Luanda - O poder de José Eduardo dos Santos no MPLA foi construído ao longo de trinta e sete anos.

Fonte: JA

Ao longo desse período, JES teve tempo para tudo: afastar concorrentes internos, fazer aliados e lealdades, promover uma nova geração de dirigentes e iniciar o processo de democracia interna, com a inclusão nos estatutos das múltiplas candidaturas. O argumento da candidatura única, como garante da coesão interna, na verdade vingou mais pelo facto de ela ter sido defendida por JES não só como uma fase da transição pós 37 anos de liderança, mas também porque possuía capital político e influência para o fazer.

Há muito que os líderes do MPLA deveriam ter consciência de que existe da parte dos eleitores uma demanda para que os maiores partidos angolanos sejam também instituições exemplares em termos de democracia interna. Para lá da vontade dos seus militantes, os eleitores em geral querem um MPLA de diálogo, democrático e moderno. A consagração das múltiplas candidaturas nos estatutos do MPLA representou, por isso, uma resposta a essa expectativa dos eleitores, que está por se cumprir efectivamente.
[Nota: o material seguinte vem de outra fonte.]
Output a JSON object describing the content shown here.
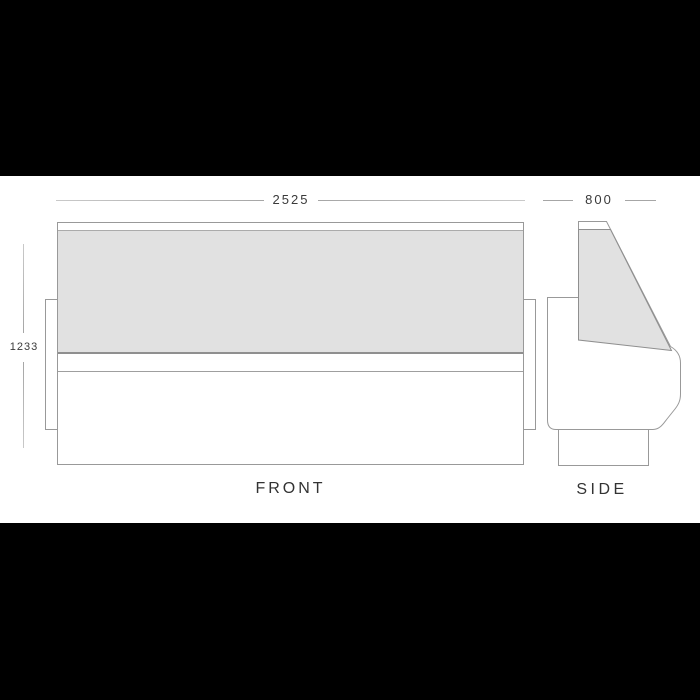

Oito anos depois, o exercício de democracia interna no MPLA continua a ser o principal desafio das lutas internas. Aparentemente, existem os que continuam a defender a coesão interna por via de uma candidatura única que dê continuidade às políticas e às reformas em curso, mas existem outros que entendem que a coesão interna se consegue por via de uma ampla reconciliação nacional interna através de múltiplas candidaturas que propiciem um debate franco e democrático entre camaradas.

Aparentemente, existem duas grandes correntes de opinião. A primeira defende que a coesão interna é assegurada da melhor forma com uma candidatura única, do tipo escolha do sucessor, como se permitiu a JES fazer. A segunda entende que a mesma coesão interna deve ser garantida através de eleições democráticas, nas quais os militantes são chamados a escolher o seu líder e o respectivo programa político.
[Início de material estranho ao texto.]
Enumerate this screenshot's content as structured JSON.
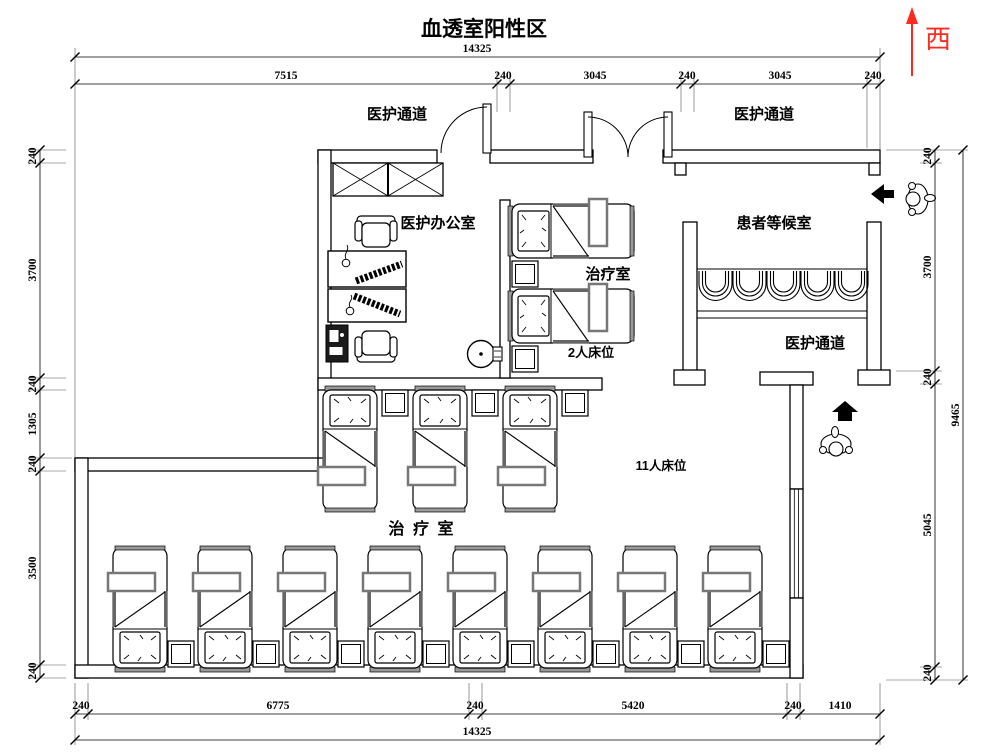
{
  "title": "血透室阳性区",
  "compass": {
    "label": "西",
    "color": "#ff2a1e"
  },
  "rooms": {
    "corridor_top_left": "医护通道",
    "corridor_top_right": "医护通道",
    "corridor_right": "医护通道",
    "office": "医护办公室",
    "treatment_small": "治疗室",
    "beds_2": "2人床位",
    "waiting": "患者等候室",
    "beds_11": "11人床位",
    "treatment_large": "治 疗 室"
  },
  "dims": {
    "top_total": "14325",
    "top_segments": [
      "7515",
      "240",
      "3045",
      "240",
      "3045",
      "240"
    ],
    "left_segments": [
      "240",
      "3700",
      "240",
      "1305",
      "240",
      "3500",
      "240"
    ],
    "right_segments": [
      "240",
      "3700",
      "240",
      "5045",
      "240"
    ],
    "right_total": "9465",
    "bottom_segments": [
      "240",
      "6775",
      "240",
      "5420",
      "240",
      "1410"
    ],
    "bottom_total": "14325"
  }
}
Ao contrário do que se pretendia, a reunião dos CAP acabou por precipitar, de modo informal, a luta pela sucessão do líder, quando o Presidente João Lourenço ainda tem dois anos pela frente. Agora, colocado o problema às bases, os pré-candidatos terão de demonstrar uma capacidade de luta digna de um presidente do partido, com a elaboração de estratégias, foco, paciência e sentido de oportunidade, para que as múltiplas candidaturas sejam irreversíveis.

A reunião dos CAP acabou também por trazer de volta os mais velhos. O silêncio dos "senadores” do MPLA perante os excessos dos últimos anos da governação de JES deixaram-nos muito mal vistos na sociedade. A grande maioria dos chamados mais velhos participou activamente em processos de nepotismo, corrupção e endeusamento de JES e a determinada altura deixou de ouvir o clamar do povo que diziam representar. Ao também ficarem calados na era João Lourenço no período do isolamento e críticas a JES, os mais velhos viram reduzido o seu papel de reservas morais do partido no poder. As críticas feitas aos mais velhos por quererem que se cumpram os estatutos e que se aprofunde a democracia interna, acabam na verdade por "ressuscitar” o seu papel de autoridades morais, ex-dirigentes com um passado de grande respeito e serviços prestados que lhes dão o direito de serem ouvidos. Parece que os mais velhos voltaram a ter capacidade de ouvir as queixas e as dores dos cidadãos eleitores, que querem o MPLA de maior diálogo e mais democrático e uma governação económica menos dura.

Se alguns mais velhos faziam pronunciamentos esporádicos sobre a sua discordância da estratégia de liderança, a reunião dos CAP revelou-se como uma boa oportunidade de se redimirem e não continuarem a ser vistos como os históricos que não tiveram coragem de criticar os excessos da governação.

Por outro lado, esta realidade demonstra que o silêncio do passado teve mais que ver com a figura tutelar de JES e que hoje, em nome da sua reputação e percurso histórico, muitos dos chamados mais velhos vão querer que a sua opinião seja ouvida.

Ao contrário do que se previa, o clima interno não acalmou. Ou o MPLA encontra rapidamente um entendimento para o seu processo de democracia interna, ou o espaço público será cada vez mais dominado pelo tema da democracia interna, em detrimento até das responsabilidades governativas, que deveriam ser a prioridade e que garantem os votos dos eleitores.

Não há dúvidas, vão ser meses de intensas movimentações políticas dentro do maior partido do país.